Apr. 25—The League of Women Voters of the Lewis Clark Valley is raising money to place a kiosk in the Lewiston Community Park celebrating the 19th Amendment and the women's suffrage movement.

Cheryl Tousley of the League of Women Voters said that, along with a kiosk, the group is planning to have three trees, a bench and a waste receptacle. The display is planned to be finished in August to coincide with the 103rd anniversary of the passing of the 19th Amendment, but fundraising is taking place now.

The estimated cost for the kiosk is $1,500, plus $1,200 for the bench, $350 for the waste receptacle and $300 apiece for the trees.

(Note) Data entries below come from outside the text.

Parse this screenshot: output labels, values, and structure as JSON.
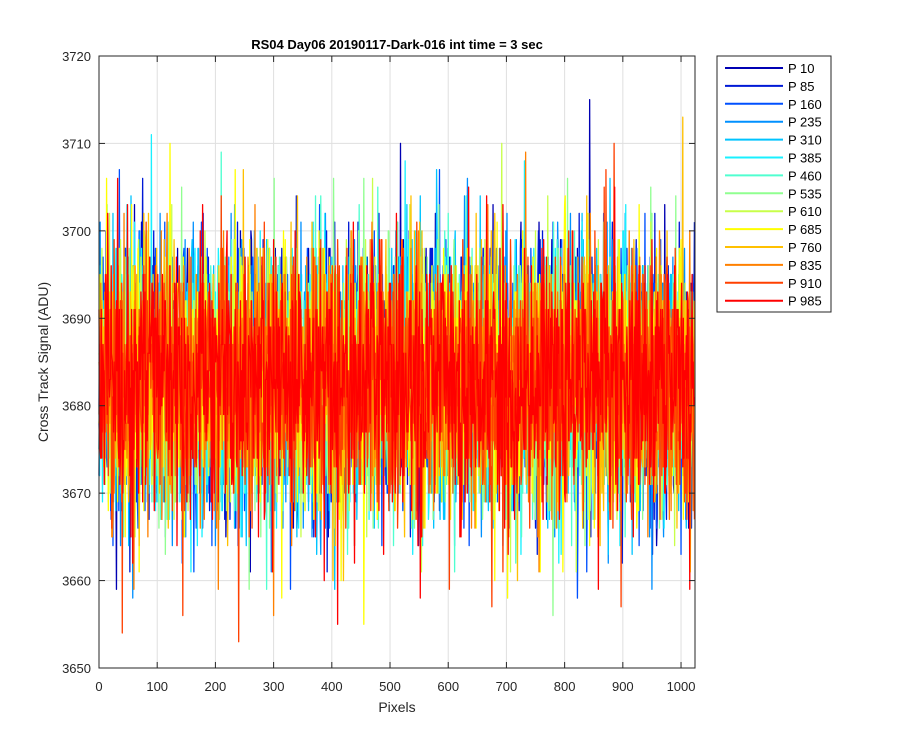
{
  "chart_data": {
    "type": "line",
    "title": "RS04 Day06 20190117-Dark-016 int time = 3 sec",
    "xlabel": "Pixels",
    "ylabel": "Cross Track Signal (ADU)",
    "xlim": [
      0,
      1024
    ],
    "ylim": [
      3650,
      3720
    ],
    "xticks": [
      0,
      100,
      200,
      300,
      400,
      500,
      600,
      700,
      800,
      900,
      1000
    ],
    "yticks": [
      3650,
      3660,
      3670,
      3680,
      3690,
      3700,
      3710,
      3720
    ],
    "grid": true,
    "legend_position": "outside-right",
    "noise": {
      "mean": 3683,
      "sd": 7.5,
      "n_points": 1024
    },
    "series": [
      {
        "name": "P 10",
        "color": "#0000b3",
        "spikes": [
          [
            518,
            3710
          ],
          [
            843,
            3715
          ],
          [
            30,
            3659
          ]
        ]
      },
      {
        "name": "P 85",
        "color": "#0019d6",
        "spikes": [
          [
            75,
            3706
          ],
          [
            410,
            3673
          ]
        ]
      },
      {
        "name": "P 160",
        "color": "#0050ff",
        "spikes": [
          [
            35,
            3707
          ],
          [
            822,
            3658
          ]
        ]
      },
      {
        "name": "P 235",
        "color": "#0090ff",
        "spikes": [
          [
            296,
            3661
          ],
          [
            950,
            3659
          ]
        ]
      },
      {
        "name": "P 310",
        "color": "#00c4ff",
        "spikes": [
          [
            580,
            3707
          ],
          [
            830,
            3702
          ]
        ]
      },
      {
        "name": "P 385",
        "color": "#19f0ff",
        "spikes": [
          [
            90,
            3711
          ],
          [
            388,
            3702
          ]
        ]
      },
      {
        "name": "P 460",
        "color": "#50ffd0",
        "spikes": [
          [
            210,
            3709
          ],
          [
            600,
            3702
          ]
        ]
      },
      {
        "name": "P 535",
        "color": "#90ff90",
        "spikes": [
          [
            780,
            3656
          ],
          [
            455,
            3706
          ]
        ]
      },
      {
        "name": "P 610",
        "color": "#c8ff4a",
        "spikes": [
          [
            470,
            3706
          ],
          [
            125,
            3703
          ]
        ]
      },
      {
        "name": "P 685",
        "color": "#ffff00",
        "spikes": [
          [
            122,
            3710
          ],
          [
            455,
            3655
          ]
        ]
      },
      {
        "name": "P 760",
        "color": "#ffc000",
        "spikes": [
          [
            1003,
            3713
          ],
          [
            680,
            3702
          ]
        ]
      },
      {
        "name": "P 835",
        "color": "#ff8000",
        "spikes": [
          [
            60,
            3659
          ],
          [
            300,
            3656
          ]
        ]
      },
      {
        "name": "P 910",
        "color": "#ff4000",
        "spikes": [
          [
            885,
            3710
          ],
          [
            240,
            3653
          ],
          [
            675,
            3657
          ]
        ]
      },
      {
        "name": "P 985",
        "color": "#ff0000",
        "spikes": [
          [
            32,
            3706
          ],
          [
            410,
            3655
          ],
          [
            1015,
            3659
          ]
        ]
      }
    ]
  }
}
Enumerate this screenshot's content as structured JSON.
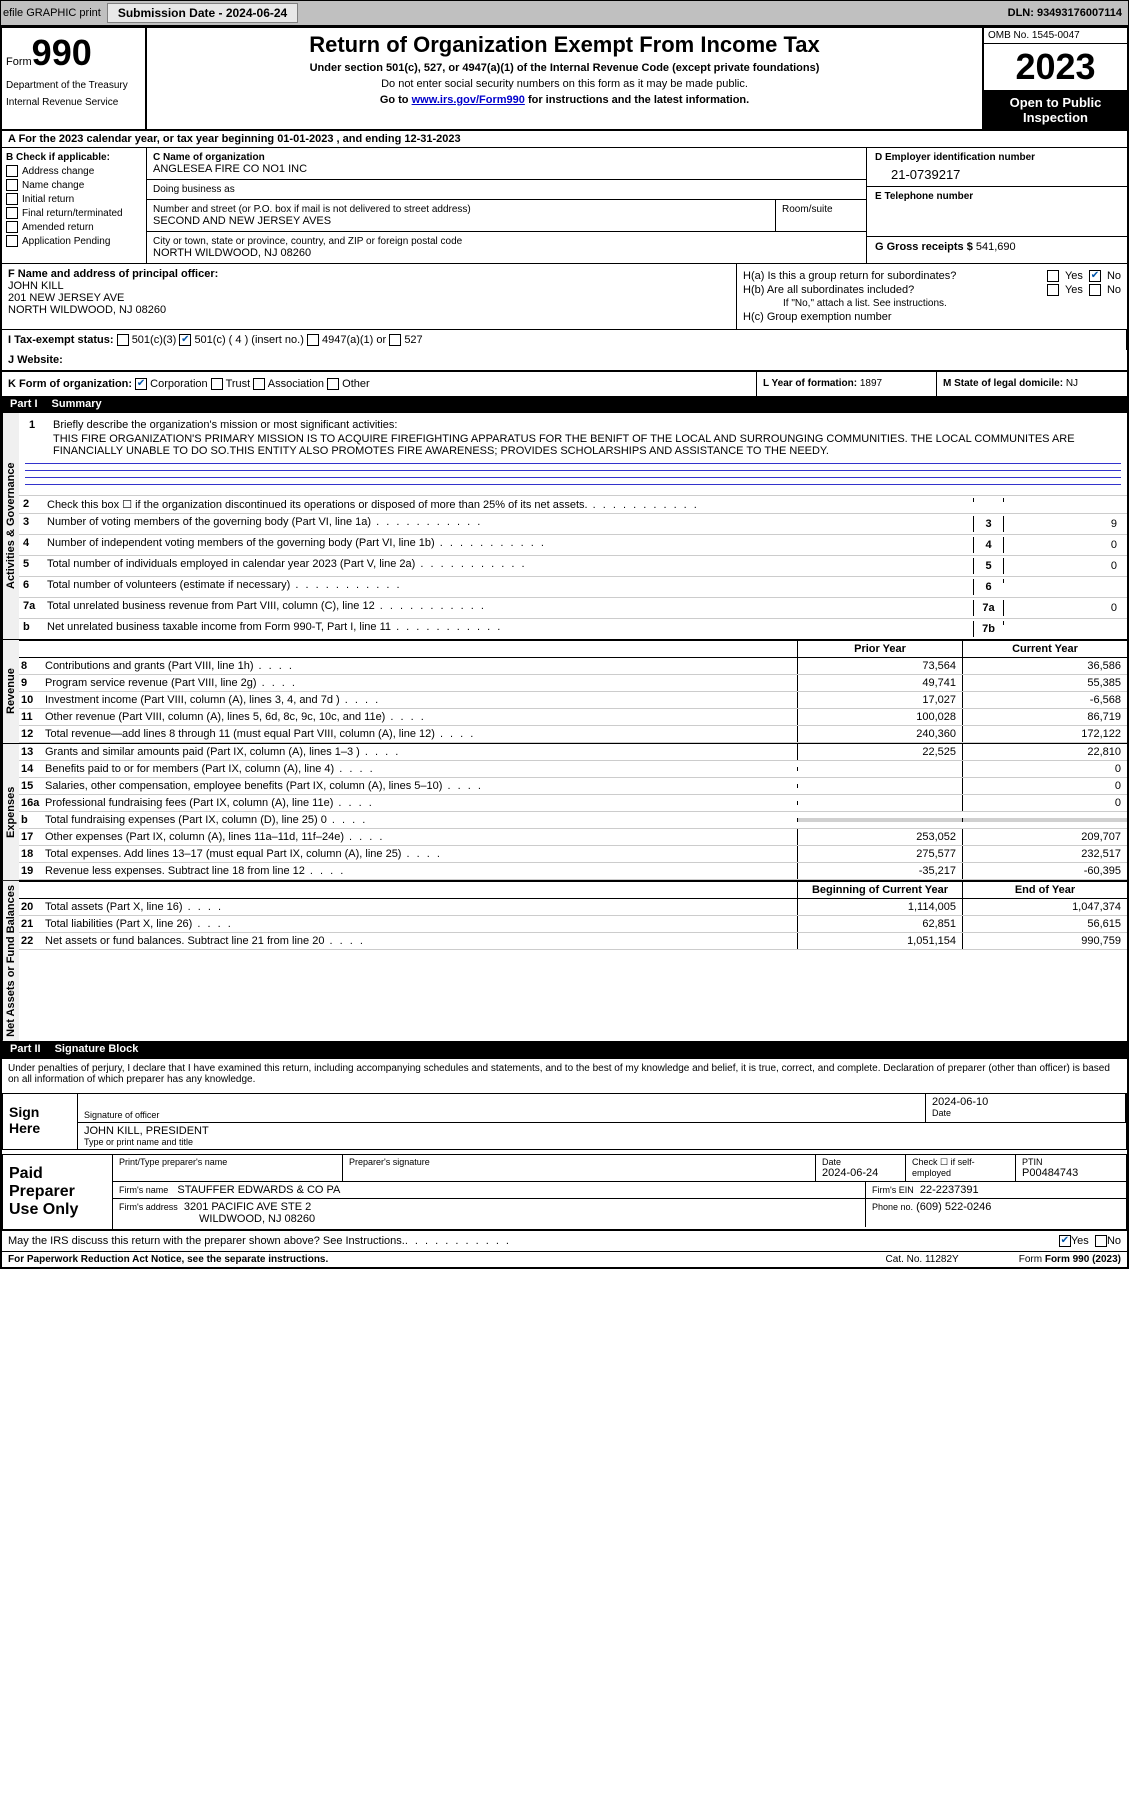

A donation of $500 or more will give the donor a naming opportunity at the site, according to the League of Women Voters fundraising letter.

Those who want to donate can contact the Lewis Clark Credit Union at 800-919-2872 and donate to the League Legacy Tree Fund Account No. 16828. Checks can also be made out to the League of Women Voters of the Lewis Clark Valley, P.O. Box 178, Lewiston, ID 83501.

The display not only recognizes the national movement but also local women who participated, Tousley said. The organization wanted the kiosk to include more information, so it will have a QR code people can scan on their phones to take people to a website that has more information on the local women involved in the suffrage movement.

The title of the kiosk is "Pioneering for Women's Rights," and will include the wording of the 19th Amendment, which was passed in August 1920. Although women fought for the right to vote for almost half a century, the kiosk display states that women in the American West led the way because many Western states passed suffrage laws, including Idaho in 1896. But there was still a demand to turn the right to vote for women into a federal amendment.

"A new generation of suffragists took over the fight, and the strategies changed. Women began to demand suffrage. They were jailed for it. Women were attacked for it," the display information is planned to state. "Women struggled and fought for it, in a struggle that ultimately culminated in the successful ratification of the 19th Amendment in 1920. And yet...WE CAN'T REST."

Tousley said it's important to remember the past and what women achieved so "things don't go backward."